Markus Joos from CERN, in front of the ATLAS detector. Markus is part of a team responsible for the instrumentation inside the detectors.
It is hard to conceive the scale until one actually sees it. Symmetric rings of detectors and superconducting magnets surround the LHC at the point of collision. Though the weight of the Eiffel Tower, the ATLAS detector was rolled away from the collision point for maintenance. Markus explained that detectors, even those far from the center, are aligned to a small fraction of a millimeter. Resting on a limestone foundation that is slowly rising, the entire assembly is periodically aligned to needle-point precision. The assembly will be rolled back in place for operation. Days before going live again, the huge facility is searched and scrubbed of any metallic object (a screw, a pen, or screwdriver, ) less they become projectiles when the superconducting magnets are ignited.
Each detecting element generates huge amounts of data from the high-speed digitizers. Unfiltered, they cumulatively generate in excess of 50,000 GB (Gigabytes) of data every second - 100,000 CDs! Recall that most of this data is uninteresting, as only 30 of the 100 billion protons collide. The trick is to use local processing algorithms to filter and detect these collisions. But like a photograph that has been exposed with 30 overlapping images, the separate collisions must be isolated. Distributed supercomputing correlates events at each detector to connect the dots. This brings the permanently stored data “merely” to the neighborhood of a CD every second. Huge storage vaults capture the data for further analysis.
Rising to surface-level again, I was able to see the control room for ATLAS. A NASA-like room full of consoles, scientists staff the center around the clock when the LHC is operating. When an experiment is prepared, one console displays a “START” button. Pressing that button launches 10,000 simultaneous computer programs into action. It should be noted that there is an independently designed and built particle detector called CMS located a few kilometers away in France. Equally impressive, CMS and ATLAS together allow experiments to be verified by two independent means.

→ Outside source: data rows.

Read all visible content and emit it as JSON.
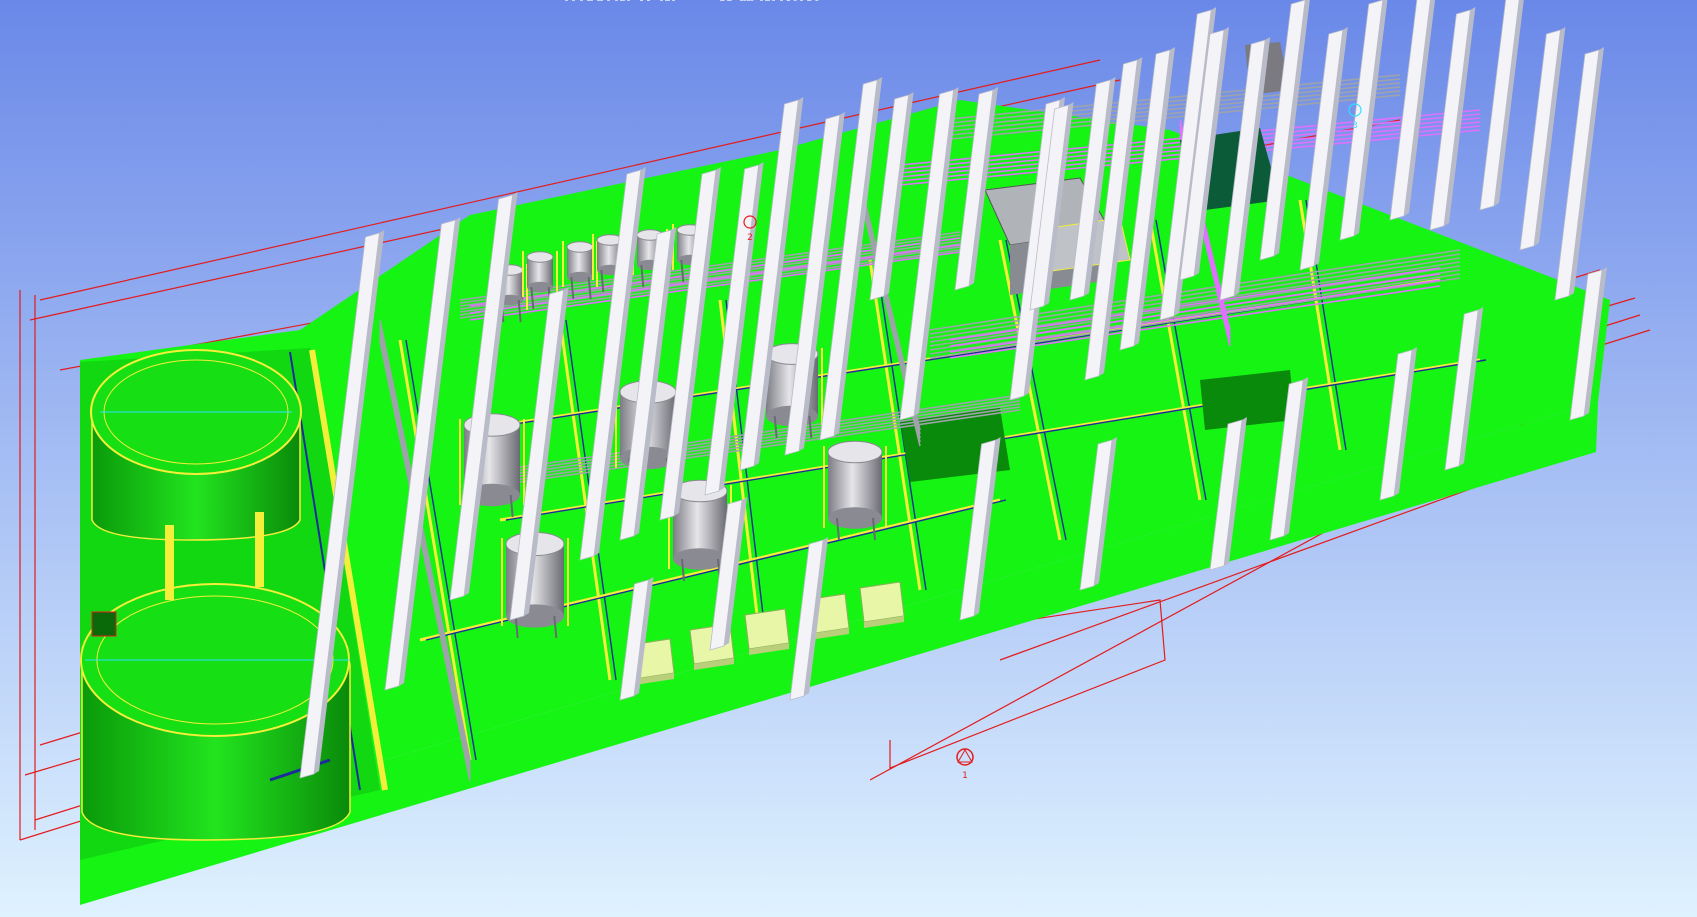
{
  "app": {
    "view_title": ""
  },
  "colors": {
    "sky_top": "#6a88e8",
    "sky_bottom": "#dff2ff",
    "floor": "#16f414",
    "floor_dark": "#0ea00c",
    "pit_wall": "#0a8a0a",
    "column": "#f4f4f8",
    "column_shade": "#b9bcc8",
    "pipe_gray": "#9ea3aa",
    "pipe_pink": "#e070ff",
    "railing": "#f4ef3a",
    "dimension": "#e21c1c",
    "vessel": "#c8c8cc",
    "pallet": "#e8f6a8"
  },
  "scene": {
    "dimension_labels": [
      "",
      ""
    ],
    "marker_labels": [
      "1",
      "2",
      "3"
    ]
  }
}
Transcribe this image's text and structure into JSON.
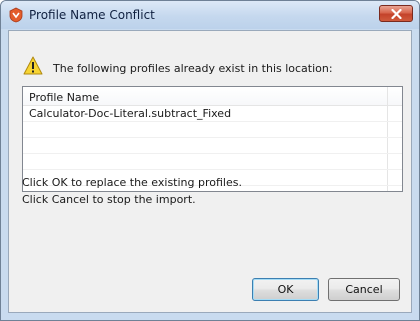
{
  "window": {
    "title": "Profile Name Conflict",
    "icons": {
      "app": "app-logo-icon",
      "close": "close-icon",
      "warning": "warning-icon"
    }
  },
  "message": "The following profiles already exist in this location:",
  "table": {
    "column_header": "Profile Name",
    "rows": [
      "Calculator-Doc-Literal.subtract_Fixed"
    ]
  },
  "hints": {
    "ok": "Click OK to replace the existing profiles.",
    "cancel": "Click Cancel to stop the import."
  },
  "buttons": {
    "ok": "OK",
    "cancel": "Cancel"
  },
  "colors": {
    "title_bar": "#c5d8ee",
    "close_button": "#c4432b",
    "dialog_body": "#f0f0f0"
  }
}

All of this is just a build-up to its ultimate purpose- the scientific investigations themselves. Last year, CERN made history when it announced that it confirmed the existence of the Higgs Boson, predicted by the Standard Model. The energy upgrade now underway from 8TeV to 14TeV will allow scientists to characterize it more fully. Markus commented that there certainly is a Nobel Prize to be awarded, but to whom? Certainly to Dr. Higgs and others that derived the Standard Model. But what about the 3000 physicists who are part of the ATLAS collaboration? What about the designers, and constructors of this amazing machine, including the LHC? What about those who had the audacity to conceive that such a machine could even be constructed and supported?
When the Nobel Prize is awarded, they should all take pride in this amazing achievement.
The author, Larry Desjardin stands 100 meters underground, next to the ATLAS detector. Much to his surprise, the hard hat is NOT for protection against an errant Higgs Boson.